Copies of the affidavits Tinubu signed while running for governor of Lagos on the platform of the Alliance for Democracy (AD) were supplied by the plaintiffs.

“That the entire circumstances surrounding the two depositions of the 3rd defendant point to the fact that they are false and misleading and cannot be relied upon,” they said.

“That the possession of a higher degree does not substitute the minimum requirement of law, where the minimum academic requirement is manifestly absent by an avowed fact.

“That the possession of a higher education qualification such as a first degree or master’s degree is predicated on the minimum educational qualification as provided in the Constitution.”

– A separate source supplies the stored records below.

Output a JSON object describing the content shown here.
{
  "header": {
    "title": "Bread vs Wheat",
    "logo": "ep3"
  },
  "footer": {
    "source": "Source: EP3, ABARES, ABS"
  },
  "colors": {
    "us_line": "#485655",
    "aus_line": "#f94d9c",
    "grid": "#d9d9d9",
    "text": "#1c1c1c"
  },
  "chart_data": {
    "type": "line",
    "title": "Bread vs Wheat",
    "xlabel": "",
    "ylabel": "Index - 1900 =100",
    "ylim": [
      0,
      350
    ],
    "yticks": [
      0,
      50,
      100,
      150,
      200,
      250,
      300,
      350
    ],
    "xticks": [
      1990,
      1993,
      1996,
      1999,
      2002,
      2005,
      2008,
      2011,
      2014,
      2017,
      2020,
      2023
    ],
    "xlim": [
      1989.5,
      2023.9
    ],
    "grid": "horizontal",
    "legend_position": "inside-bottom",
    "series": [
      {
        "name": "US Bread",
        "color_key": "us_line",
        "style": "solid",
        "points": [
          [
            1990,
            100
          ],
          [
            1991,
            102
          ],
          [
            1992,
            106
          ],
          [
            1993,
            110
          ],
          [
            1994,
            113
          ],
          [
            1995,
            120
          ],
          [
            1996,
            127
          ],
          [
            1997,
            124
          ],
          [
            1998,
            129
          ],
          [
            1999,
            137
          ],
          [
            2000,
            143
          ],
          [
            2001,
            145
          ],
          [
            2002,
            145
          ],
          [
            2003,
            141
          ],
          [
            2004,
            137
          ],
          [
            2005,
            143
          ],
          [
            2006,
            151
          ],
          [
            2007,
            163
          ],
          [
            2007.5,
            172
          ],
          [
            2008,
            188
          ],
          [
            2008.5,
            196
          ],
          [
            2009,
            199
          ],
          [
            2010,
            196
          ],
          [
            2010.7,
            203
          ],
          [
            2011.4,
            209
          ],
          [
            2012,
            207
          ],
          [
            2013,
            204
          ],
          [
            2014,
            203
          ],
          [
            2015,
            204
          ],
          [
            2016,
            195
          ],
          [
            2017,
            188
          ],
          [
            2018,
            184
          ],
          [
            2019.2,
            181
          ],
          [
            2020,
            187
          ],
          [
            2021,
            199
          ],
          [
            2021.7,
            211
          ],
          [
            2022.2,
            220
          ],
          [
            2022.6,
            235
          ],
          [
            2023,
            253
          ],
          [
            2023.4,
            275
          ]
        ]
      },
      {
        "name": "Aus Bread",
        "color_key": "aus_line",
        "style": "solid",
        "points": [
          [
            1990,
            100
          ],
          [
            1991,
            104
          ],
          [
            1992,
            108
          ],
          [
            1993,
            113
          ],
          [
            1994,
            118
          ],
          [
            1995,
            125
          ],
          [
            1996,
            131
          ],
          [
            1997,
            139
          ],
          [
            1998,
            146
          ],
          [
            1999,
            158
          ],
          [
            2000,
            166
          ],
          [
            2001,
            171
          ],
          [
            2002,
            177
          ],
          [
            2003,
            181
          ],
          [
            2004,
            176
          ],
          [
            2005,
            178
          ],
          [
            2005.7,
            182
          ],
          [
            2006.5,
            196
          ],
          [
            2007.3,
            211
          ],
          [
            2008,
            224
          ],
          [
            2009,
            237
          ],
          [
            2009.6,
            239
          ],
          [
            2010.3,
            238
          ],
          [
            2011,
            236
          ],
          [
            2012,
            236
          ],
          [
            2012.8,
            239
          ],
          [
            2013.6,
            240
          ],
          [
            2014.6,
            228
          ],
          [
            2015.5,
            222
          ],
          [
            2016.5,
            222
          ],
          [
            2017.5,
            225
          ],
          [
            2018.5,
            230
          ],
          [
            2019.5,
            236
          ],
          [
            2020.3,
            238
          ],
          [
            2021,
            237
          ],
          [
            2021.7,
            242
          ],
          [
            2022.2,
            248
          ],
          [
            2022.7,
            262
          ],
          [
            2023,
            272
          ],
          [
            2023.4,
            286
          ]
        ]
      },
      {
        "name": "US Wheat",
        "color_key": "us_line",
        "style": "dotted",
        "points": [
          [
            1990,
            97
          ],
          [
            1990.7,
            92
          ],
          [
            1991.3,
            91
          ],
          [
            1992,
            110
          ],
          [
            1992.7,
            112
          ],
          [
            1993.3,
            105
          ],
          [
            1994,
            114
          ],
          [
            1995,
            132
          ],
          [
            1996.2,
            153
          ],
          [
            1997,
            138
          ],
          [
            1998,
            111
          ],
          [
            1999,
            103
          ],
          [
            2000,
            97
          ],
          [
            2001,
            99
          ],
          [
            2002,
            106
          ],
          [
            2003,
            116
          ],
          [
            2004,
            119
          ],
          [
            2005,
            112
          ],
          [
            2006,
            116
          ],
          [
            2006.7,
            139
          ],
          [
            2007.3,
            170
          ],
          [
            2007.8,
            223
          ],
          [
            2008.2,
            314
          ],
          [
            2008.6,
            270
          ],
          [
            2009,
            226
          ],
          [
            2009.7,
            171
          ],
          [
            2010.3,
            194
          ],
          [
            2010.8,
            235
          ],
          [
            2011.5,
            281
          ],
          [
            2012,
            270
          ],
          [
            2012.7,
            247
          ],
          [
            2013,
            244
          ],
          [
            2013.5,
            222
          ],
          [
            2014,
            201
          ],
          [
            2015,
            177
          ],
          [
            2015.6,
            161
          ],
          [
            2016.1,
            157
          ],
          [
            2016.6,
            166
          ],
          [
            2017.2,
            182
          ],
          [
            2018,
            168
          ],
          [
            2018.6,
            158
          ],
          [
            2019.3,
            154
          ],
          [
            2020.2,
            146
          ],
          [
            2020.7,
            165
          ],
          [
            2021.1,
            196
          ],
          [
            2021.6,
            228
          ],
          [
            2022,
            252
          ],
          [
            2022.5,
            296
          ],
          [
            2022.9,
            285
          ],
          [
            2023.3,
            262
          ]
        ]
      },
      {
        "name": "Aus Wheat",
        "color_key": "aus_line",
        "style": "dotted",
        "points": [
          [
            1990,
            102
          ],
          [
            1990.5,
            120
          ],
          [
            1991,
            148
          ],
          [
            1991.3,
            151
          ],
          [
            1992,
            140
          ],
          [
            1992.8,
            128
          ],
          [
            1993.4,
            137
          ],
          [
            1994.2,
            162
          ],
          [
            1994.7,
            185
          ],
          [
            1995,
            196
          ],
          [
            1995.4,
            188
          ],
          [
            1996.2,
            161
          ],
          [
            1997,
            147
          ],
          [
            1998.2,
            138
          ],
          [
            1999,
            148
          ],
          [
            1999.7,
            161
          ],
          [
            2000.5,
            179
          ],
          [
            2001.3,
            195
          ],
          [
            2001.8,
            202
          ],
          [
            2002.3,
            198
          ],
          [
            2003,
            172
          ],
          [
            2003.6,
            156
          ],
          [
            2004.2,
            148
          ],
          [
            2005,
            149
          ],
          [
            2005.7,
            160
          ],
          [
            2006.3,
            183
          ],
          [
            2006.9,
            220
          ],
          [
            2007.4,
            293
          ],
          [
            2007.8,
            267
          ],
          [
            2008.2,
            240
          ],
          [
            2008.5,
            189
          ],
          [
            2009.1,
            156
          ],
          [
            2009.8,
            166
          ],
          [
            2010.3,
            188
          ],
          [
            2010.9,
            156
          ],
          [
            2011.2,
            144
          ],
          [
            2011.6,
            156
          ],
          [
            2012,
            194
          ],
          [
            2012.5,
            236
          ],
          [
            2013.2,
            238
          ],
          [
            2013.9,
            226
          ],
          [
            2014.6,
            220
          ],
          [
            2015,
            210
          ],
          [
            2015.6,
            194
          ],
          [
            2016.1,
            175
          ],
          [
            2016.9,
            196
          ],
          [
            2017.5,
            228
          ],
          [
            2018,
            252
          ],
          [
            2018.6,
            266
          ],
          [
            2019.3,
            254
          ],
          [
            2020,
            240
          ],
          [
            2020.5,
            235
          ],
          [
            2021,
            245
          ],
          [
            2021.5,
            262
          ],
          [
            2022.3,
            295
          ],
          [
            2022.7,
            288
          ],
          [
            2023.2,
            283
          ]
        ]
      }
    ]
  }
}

Among other things, the plaintiffs prayed the court to determine “whether the APC is exempted from compliance with section 90(3) of the Electoral Act 2022, having presented the 3rd defendant (Tinubu) as its presidential candidate to the 6th defendant (INEC), and the 6th defendant accepted and published same, being the name of a person whose source of N100m contribution fee for the nomination form and expression of interest form was not verified”.

The plaintiffs also want the court to determine “whether the constitutional provision prescribing the academic qualifications of candidates and prescribing minimum qualification of school certificate or its equivalent has been complied with by the 3rd defendant who, on oath, has admitted that he does not possess such minimum qualification prescribed in the  1999 Constitution of Nigeria”.